Hmm, this might lead somewhere. What if you also consider the corresponding relation as your first one but for -1 instead of 1? Also, what if the $\epsilon$:s you use are unequal, but perhaps related in some way?

20. Dec 11, 2015

### PeroK

Can you see why $u_n$ converges? If not, you'll never prove it using $\epsilon$.

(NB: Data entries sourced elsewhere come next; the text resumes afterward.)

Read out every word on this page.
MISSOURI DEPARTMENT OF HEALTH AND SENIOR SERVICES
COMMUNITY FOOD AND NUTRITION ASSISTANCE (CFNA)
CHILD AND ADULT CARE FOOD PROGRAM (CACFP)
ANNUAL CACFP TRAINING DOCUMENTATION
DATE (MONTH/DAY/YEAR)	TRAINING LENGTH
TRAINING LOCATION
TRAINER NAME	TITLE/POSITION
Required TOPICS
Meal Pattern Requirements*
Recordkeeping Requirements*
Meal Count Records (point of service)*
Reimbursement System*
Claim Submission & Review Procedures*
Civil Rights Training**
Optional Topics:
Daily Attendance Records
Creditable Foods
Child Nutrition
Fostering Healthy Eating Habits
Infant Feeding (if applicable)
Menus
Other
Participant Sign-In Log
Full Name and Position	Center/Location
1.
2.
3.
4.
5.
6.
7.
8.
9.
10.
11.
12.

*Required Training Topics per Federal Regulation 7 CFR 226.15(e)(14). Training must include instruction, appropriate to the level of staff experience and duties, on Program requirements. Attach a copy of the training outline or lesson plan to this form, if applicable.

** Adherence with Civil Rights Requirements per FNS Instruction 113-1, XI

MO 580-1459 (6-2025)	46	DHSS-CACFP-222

I'd draw a diagram for $u_n^2$ and try to see geometrically why $u_n$ must converge. Once you understand that, you can try to translate it into a formal $\epsilon$ proof.

21. Dec 15, 2015

### Calabi

I made a proof : I whright it in french but the idea : for a big N I've got forall n > N $$\frac{1}{\sqrt{2}} < |u_{n}| < \sqrt{\frac{3}{2}$$. Then by recurrence I show that all the $$u_{n}$$ have a constant sign by using the hypothesis that $$|u_{n+1} - u_{n}| < 1$$.
So as $$\sqrt{u_{n}^{2}} = |u_{n}|$$ twoo case : if u is positive it convegre in 1 otherwise in -1.
That was for $$\mathbb{R}$$.
In $$\mathbb{C}$$ I can do a similar geometric prof.

22. Dec 15, 2015

### PeroK

Yes, you can use the same idea for complex numbers.

Hint: for complex numbers $|u_n^2 - 1| = |u_n - 1||u_n + 1|$

23. Dec 15, 2015

### Calabi

And what you wanna do with that please?

24. Dec 15, 2015

### PeroK

That's the algebraic key to this problem.